Bekerja Sama: A Summer Internship with GK Indonesia
by Eddy Trang
My internship experience with GK Indonesia this summer was one that I am very grateful for. While encountering many challenging moments, particularly those relating to language and cultural barriers while working with staff members and local Rusunawa community residents, it was still a very enlightening and productive experience.
I learned about the complications and challenges of working in an NGO that deals directly with community members. I learned about different ways to approach youth in particularly poor urban areas and about what really matters to them, such as school and having enough social activities. Most importantly, I gained a better understanding of the various levels and factors that can affect development at the community level. Decisions at the board level and even the implementation process undertaken by staff members significantly affect the outcome of community development projects. Through interning for GK Indonesia, I learned of the value and importance of 'bekerja sama," meaning teamwork and working together for a common cause.
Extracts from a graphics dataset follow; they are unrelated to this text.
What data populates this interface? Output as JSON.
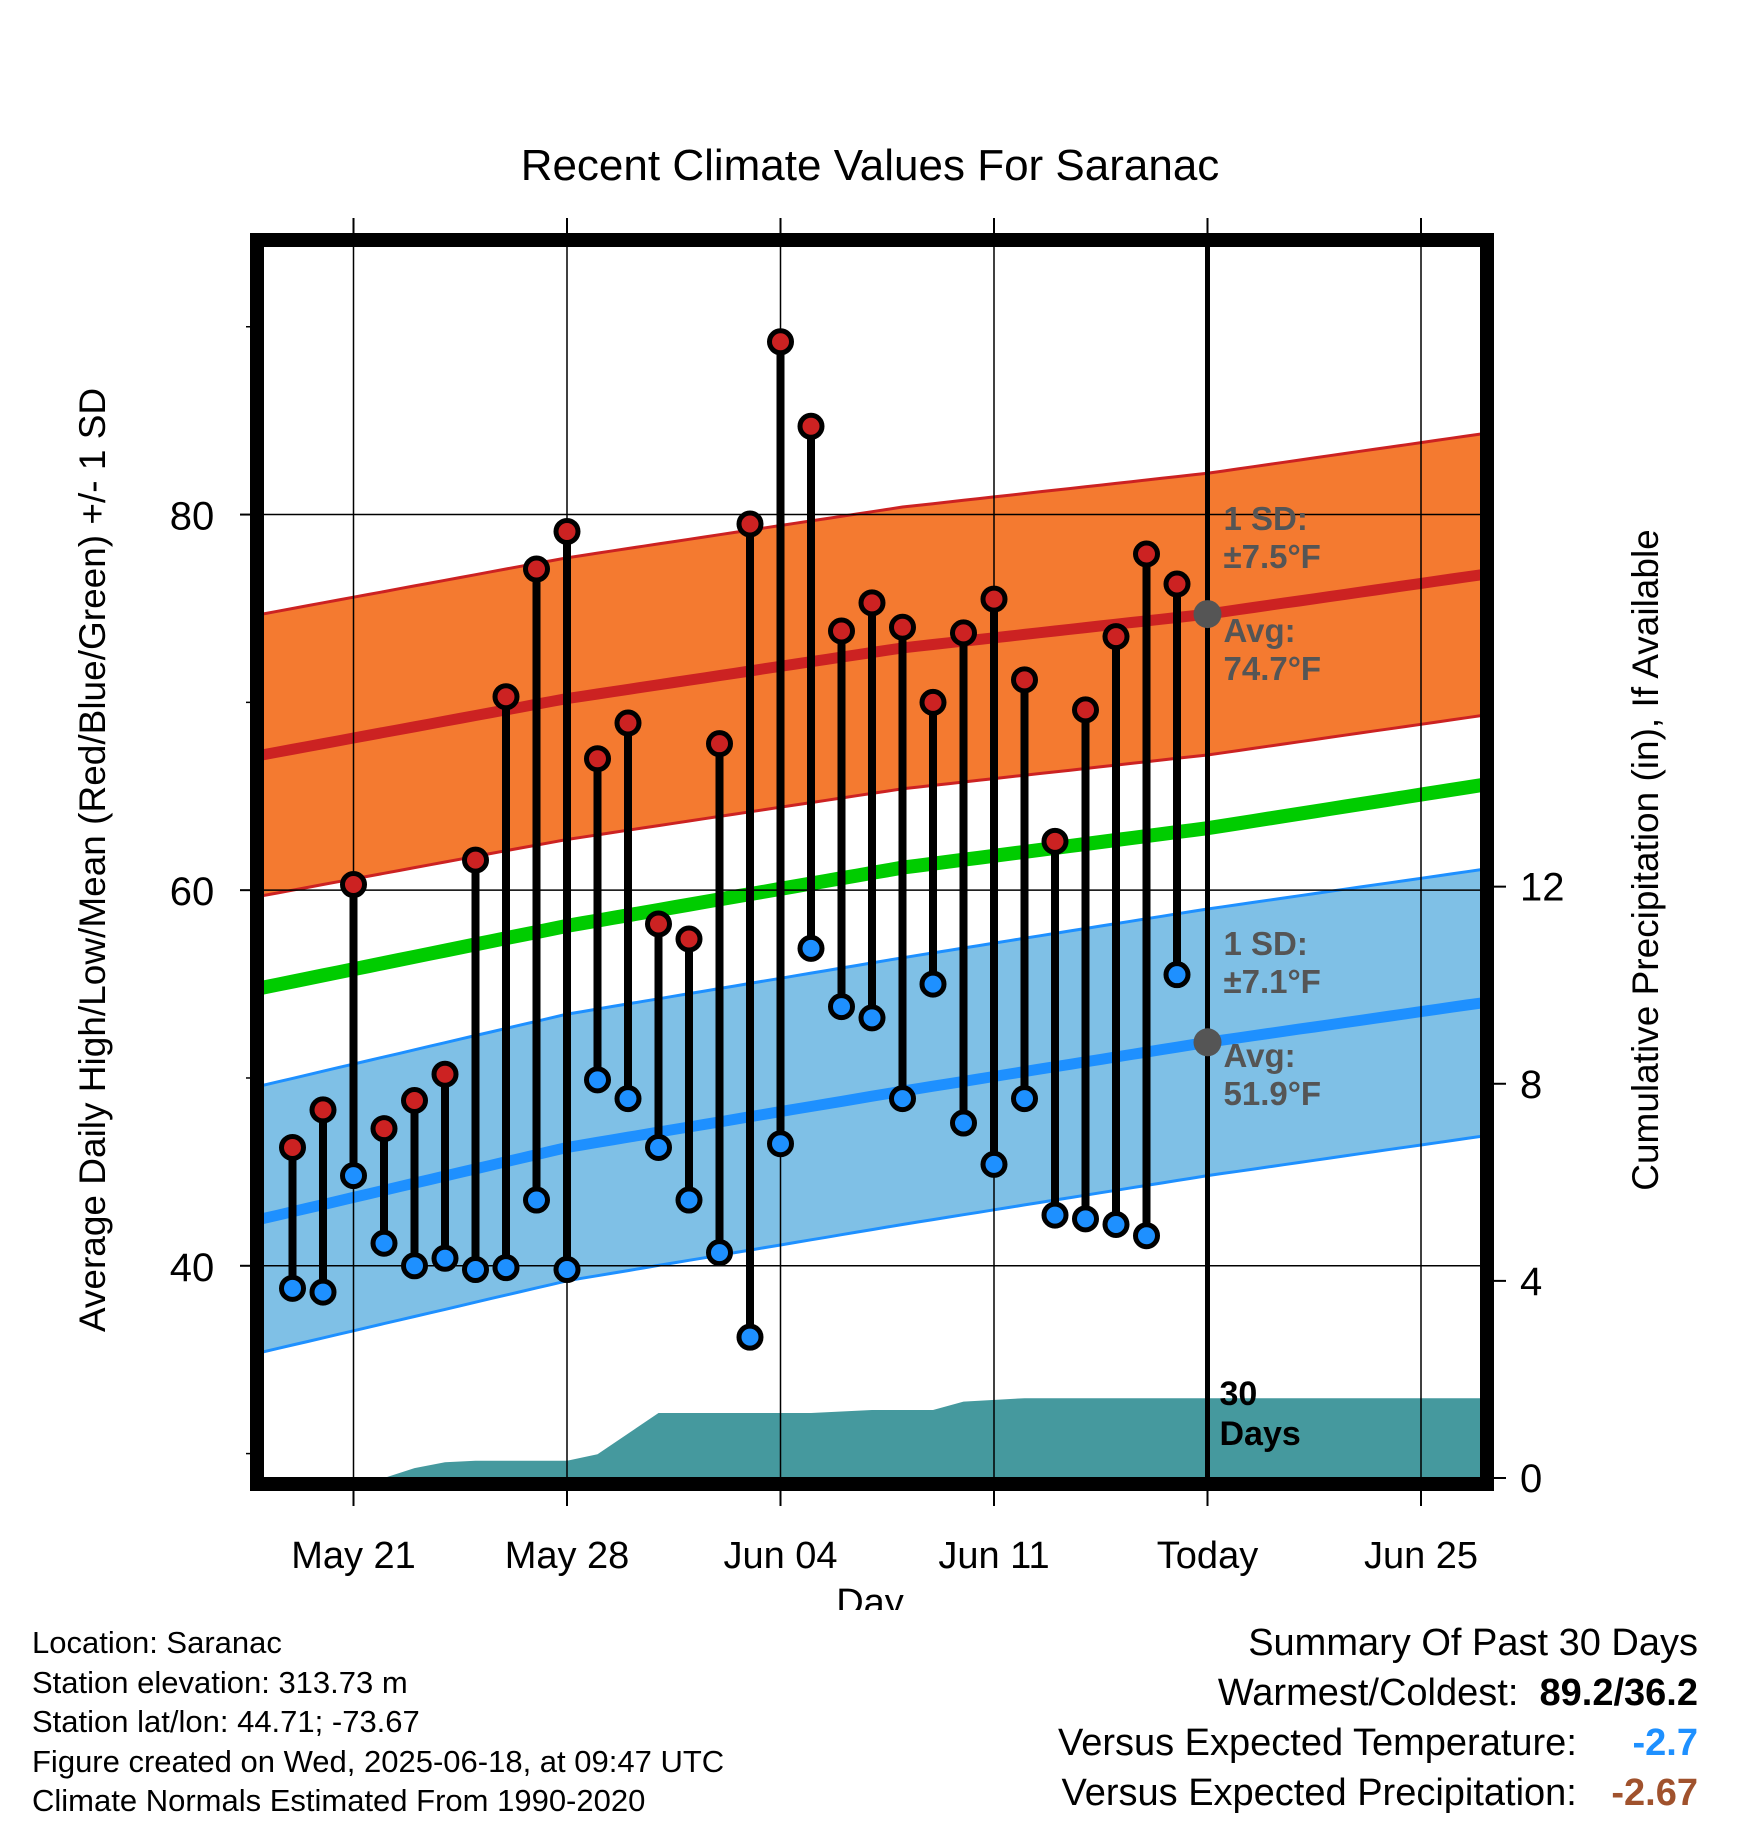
{
  "chart_data": {
    "type": "line",
    "title": "Recent Climate Values For Saranac",
    "xlabel": "Day",
    "ylabel": "Average Daily High/Low/Mean (Red/Blue/Green) +/- 1 SD",
    "y2label": "Cumulative Precipitation (in), If Available",
    "x_tick_labels": [
      "May 21",
      "May 28",
      "Jun 04",
      "Jun 11",
      "Today",
      "Jun 25"
    ],
    "x_tick_dates": [
      "2025-05-21",
      "2025-05-28",
      "2025-06-04",
      "2025-06-11",
      "2025-06-18",
      "2025-06-25"
    ],
    "xlim": [
      "2025-05-18",
      "2025-06-27"
    ],
    "y_ticks": [
      40,
      60,
      80
    ],
    "ylim": [
      28.7,
      94.3
    ],
    "y2_ticks": [
      0,
      4,
      8,
      12
    ],
    "y2lim": [
      0,
      25
    ],
    "grid": true,
    "today": "2025-06-18",
    "today_label": "Today",
    "period_label": "30 Days",
    "normals": {
      "dates": [
        "2025-05-18",
        "2025-05-28",
        "2025-06-08",
        "2025-06-18",
        "2025-06-27"
      ],
      "high_mean": [
        67.2,
        70.2,
        72.9,
        74.7,
        76.8
      ],
      "high_sd": 7.5,
      "low_mean": [
        42.5,
        46.3,
        49.3,
        51.9,
        54.0
      ],
      "low_sd": 7.1,
      "mean": [
        54.8,
        58.1,
        61.2,
        63.3,
        65.6
      ]
    },
    "annotations": {
      "high": {
        "sd_label": "1 SD:",
        "sd_value": "±7.5°F",
        "avg_label": "Avg:",
        "avg_value": "74.7°F"
      },
      "low": {
        "sd_label": "1 SD:",
        "sd_value": "±7.1°F",
        "avg_label": "Avg:",
        "avg_value": "51.9°F"
      }
    },
    "series": [
      {
        "name": "Daily High",
        "color": "#cc2222",
        "dates": [
          "2025-05-19",
          "2025-05-20",
          "2025-05-21",
          "2025-05-22",
          "2025-05-23",
          "2025-05-24",
          "2025-05-25",
          "2025-05-26",
          "2025-05-27",
          "2025-05-28",
          "2025-05-29",
          "2025-05-30",
          "2025-05-31",
          "2025-06-01",
          "2025-06-02",
          "2025-06-03",
          "2025-06-04",
          "2025-06-05",
          "2025-06-06",
          "2025-06-07",
          "2025-06-08",
          "2025-06-09",
          "2025-06-10",
          "2025-06-11",
          "2025-06-12",
          "2025-06-13",
          "2025-06-14",
          "2025-06-15",
          "2025-06-16",
          "2025-06-17"
        ],
        "values": [
          46.3,
          48.3,
          60.3,
          47.3,
          48.8,
          50.2,
          61.6,
          70.3,
          77.1,
          79.1,
          67.0,
          68.9,
          58.2,
          57.4,
          67.8,
          79.5,
          89.2,
          84.7,
          73.8,
          75.3,
          74.0,
          70.0,
          73.7,
          75.5,
          71.2,
          62.6,
          69.6,
          73.5,
          77.9,
          76.3
        ]
      },
      {
        "name": "Daily Low",
        "color": "#1e90ff",
        "dates": [
          "2025-05-19",
          "2025-05-20",
          "2025-05-21",
          "2025-05-22",
          "2025-05-23",
          "2025-05-24",
          "2025-05-25",
          "2025-05-26",
          "2025-05-27",
          "2025-05-28",
          "2025-05-29",
          "2025-05-30",
          "2025-05-31",
          "2025-06-01",
          "2025-06-02",
          "2025-06-03",
          "2025-06-04",
          "2025-06-05",
          "2025-06-06",
          "2025-06-07",
          "2025-06-08",
          "2025-06-09",
          "2025-06-10",
          "2025-06-11",
          "2025-06-12",
          "2025-06-13",
          "2025-06-14",
          "2025-06-15",
          "2025-06-16",
          "2025-06-17"
        ],
        "values": [
          38.8,
          38.6,
          44.8,
          41.2,
          40.0,
          40.4,
          39.8,
          39.9,
          43.5,
          39.8,
          49.9,
          48.9,
          46.3,
          43.5,
          40.7,
          36.2,
          46.5,
          56.9,
          53.8,
          53.2,
          48.9,
          55.0,
          47.6,
          45.4,
          48.9,
          42.7,
          42.5,
          42.2,
          41.6,
          55.5
        ]
      },
      {
        "name": "Cumulative Precipitation",
        "color": "#45999e",
        "dates": [
          "2025-05-18",
          "2025-05-22",
          "2025-05-23",
          "2025-05-24",
          "2025-05-25",
          "2025-05-28",
          "2025-05-29",
          "2025-05-31",
          "2025-06-05",
          "2025-06-07",
          "2025-06-09",
          "2025-06-10",
          "2025-06-12",
          "2025-06-27"
        ],
        "values": [
          0,
          0,
          0.2,
          0.32,
          0.35,
          0.35,
          0.48,
          1.32,
          1.32,
          1.38,
          1.38,
          1.55,
          1.62,
          1.62
        ]
      }
    ]
  },
  "footer": {
    "location": "Location: Saranac",
    "elevation": "Station elevation: 313.73 m",
    "latlon": "Station lat/lon: 44.71; -73.67",
    "created": "Figure created on Wed, 2025-06-18, at 09:47 UTC",
    "normals": "Climate Normals Estimated From 1990-2020"
  },
  "summary": {
    "heading": "Summary Of Past 30 Days",
    "warmest_label": "Warmest/Coldest:",
    "warmest_value": "89.2/36.2",
    "temp_label": "Versus Expected Temperature:",
    "temp_value": "-2.7",
    "temp_color": "#1e90ff",
    "precip_label": "Versus Expected Precipitation:",
    "precip_value": "-2.67",
    "precip_color": "#a0522d"
  },
  "colors": {
    "high_band": "#f47a30",
    "high_line": "#cc2222",
    "low_band": "#7fc0e6",
    "low_line": "#1e90ff",
    "mean_line": "#00cc00",
    "precip": "#45999e",
    "annotation_text": "#555555"
  }
}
Working with the GK staff members and the local leaders of the Rusunawas, I directly saw Indonesia's culture of "Gotong Royong"-a concept that explains the idea of several groups of people working together to achieve a shared objective that provides communal value. The sprit of communal work was alive and strong within the GK communities and because of this, we as GK interns were able to accomplish many tasks together with the organization and the community members.
Lastly, I would like to say thank you and express my sincere gratitude to everyone I encountered this summer. As with my previous experiences in Indonesia, the environment we were welcomed into was everything I expected and more. The immense warmth, friendliness, and positive attitudes of everyone we encountered from the founders of GK Indonesia, Ed and Maricel, those at JIS, YPO, GK staff members, all the way down to the local Rusunawa residents, all inspired us to work hard everyday and to help contribute to the empowerment of underprivileged youth in the Rusunawa communities.
Eddy Trang is a second year post graduate student from the Johns Hopkins School of Advanced International Studies (SAIS). He is concentrating in Southeast Asian studies and is pursuing a career in international development.